Il corpo delle storie
Programma teatro curato da Giuseppe Cutino

Il teatro ha insito nel suo essere il concetto di migrazione: quel passaggio di idee che, partendo dal drammaturgo, arrivano al regista e si trasmettono allo spettatore attraverso il lavoro degli interpreti. Per la sezione drammaturgia abbiamo voluto raccontare due differenti mondi: l’autore singolo, Francesca Garolla, che attraverso una residenza creativa presso il Festival di Avignone, viene messo nella condizione di esprimersi nella elaborazione di un testo; e un gruppo, il Teatro dell’Argine di Bologna, che partendo da tematiche comuni e attraverso la relazione tra Maestri e bambini, riesce a trovare una scrittura che ha origini dalla scena e che si trasforma in testo.

 

Fuga da Europa
Programma arti visive curato da Agata Polizzi

“Fuga da Europa” la traccia della sezione Arti Visive del Festival delle Letterature Migranti edizione 2018, pone una riflessione necessaria e anche provocatoria, sulle condizioni culturali e intellettuali di un continente che fatica a riconoscersi e dunque a rappresentarsi.

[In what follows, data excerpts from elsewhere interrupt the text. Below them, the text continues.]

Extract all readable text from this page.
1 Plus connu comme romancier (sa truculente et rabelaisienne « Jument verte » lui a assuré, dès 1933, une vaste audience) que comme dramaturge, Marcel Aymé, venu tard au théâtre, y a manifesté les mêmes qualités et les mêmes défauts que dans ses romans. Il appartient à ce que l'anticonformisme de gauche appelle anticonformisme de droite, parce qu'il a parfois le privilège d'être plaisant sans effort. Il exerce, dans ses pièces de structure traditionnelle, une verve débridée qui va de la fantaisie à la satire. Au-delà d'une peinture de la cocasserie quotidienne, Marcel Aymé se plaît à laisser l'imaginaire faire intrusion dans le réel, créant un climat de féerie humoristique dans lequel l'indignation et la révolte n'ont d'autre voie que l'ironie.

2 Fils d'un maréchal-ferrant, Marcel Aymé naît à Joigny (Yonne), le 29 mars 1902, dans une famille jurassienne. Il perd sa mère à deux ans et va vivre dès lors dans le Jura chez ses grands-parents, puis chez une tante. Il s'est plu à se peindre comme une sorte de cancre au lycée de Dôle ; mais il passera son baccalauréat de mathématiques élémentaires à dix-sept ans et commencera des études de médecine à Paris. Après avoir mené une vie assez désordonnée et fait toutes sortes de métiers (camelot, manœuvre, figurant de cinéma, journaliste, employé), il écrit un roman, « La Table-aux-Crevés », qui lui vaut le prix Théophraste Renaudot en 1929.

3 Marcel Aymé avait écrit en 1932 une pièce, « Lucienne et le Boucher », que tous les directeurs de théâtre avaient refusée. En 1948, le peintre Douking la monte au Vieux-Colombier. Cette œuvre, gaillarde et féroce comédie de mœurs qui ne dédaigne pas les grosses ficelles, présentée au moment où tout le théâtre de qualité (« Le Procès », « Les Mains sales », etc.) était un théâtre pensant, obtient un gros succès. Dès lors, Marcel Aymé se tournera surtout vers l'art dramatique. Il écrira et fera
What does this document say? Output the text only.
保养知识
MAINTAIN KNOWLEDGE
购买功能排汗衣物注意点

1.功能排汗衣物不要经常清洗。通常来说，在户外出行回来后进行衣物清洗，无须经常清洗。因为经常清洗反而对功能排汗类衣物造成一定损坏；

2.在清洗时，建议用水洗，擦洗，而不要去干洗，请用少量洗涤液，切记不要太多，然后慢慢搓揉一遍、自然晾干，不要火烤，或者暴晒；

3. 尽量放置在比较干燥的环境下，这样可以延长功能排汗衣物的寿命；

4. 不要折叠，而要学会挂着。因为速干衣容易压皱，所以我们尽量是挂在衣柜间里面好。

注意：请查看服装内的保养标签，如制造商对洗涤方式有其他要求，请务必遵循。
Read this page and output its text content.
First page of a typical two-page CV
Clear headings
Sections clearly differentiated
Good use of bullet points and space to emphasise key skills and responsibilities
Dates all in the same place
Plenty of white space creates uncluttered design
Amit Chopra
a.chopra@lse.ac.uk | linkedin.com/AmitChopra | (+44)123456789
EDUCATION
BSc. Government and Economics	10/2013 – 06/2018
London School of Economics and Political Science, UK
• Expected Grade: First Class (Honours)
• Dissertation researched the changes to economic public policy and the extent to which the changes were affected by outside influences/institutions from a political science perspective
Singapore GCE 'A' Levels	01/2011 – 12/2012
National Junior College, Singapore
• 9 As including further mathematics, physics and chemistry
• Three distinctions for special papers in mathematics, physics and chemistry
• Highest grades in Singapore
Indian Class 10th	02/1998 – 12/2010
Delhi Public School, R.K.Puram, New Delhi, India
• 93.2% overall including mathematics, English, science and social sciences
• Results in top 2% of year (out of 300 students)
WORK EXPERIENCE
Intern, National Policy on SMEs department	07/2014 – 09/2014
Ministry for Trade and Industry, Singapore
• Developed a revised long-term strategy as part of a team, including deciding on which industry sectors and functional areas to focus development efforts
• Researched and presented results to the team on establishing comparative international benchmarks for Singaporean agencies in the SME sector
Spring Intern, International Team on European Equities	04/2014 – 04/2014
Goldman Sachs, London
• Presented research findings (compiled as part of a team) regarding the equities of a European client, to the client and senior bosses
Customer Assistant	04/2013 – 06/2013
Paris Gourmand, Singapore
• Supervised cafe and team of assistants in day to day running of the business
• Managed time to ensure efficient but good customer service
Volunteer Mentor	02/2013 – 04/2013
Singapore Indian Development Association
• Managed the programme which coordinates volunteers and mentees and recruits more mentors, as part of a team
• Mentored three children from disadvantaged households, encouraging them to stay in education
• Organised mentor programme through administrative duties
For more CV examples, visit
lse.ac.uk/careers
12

Individui in fuga da sé stessi ancor più che da un luogo, perché non più in grado di trovare un’identità comune capace di allargare la base e allontanare i dubbi e la diffidenza, individui privi di una forza capace di dissipare la paura dell’altro. La crisi individuale e culturale in atto può avere ampi margini di superamento solo attraverso la riconquista di una consapevolezza del sé che può avvenire imparando a non dimenticare e soprattutto non smettendo di avere fiducia nel bene comune e nelle libertà.

Grazie allo sguardo degli artisti è possibile provare a interpretare questo fenomeno cercando di osservare per capire, semplicemente, senza mai giudicare.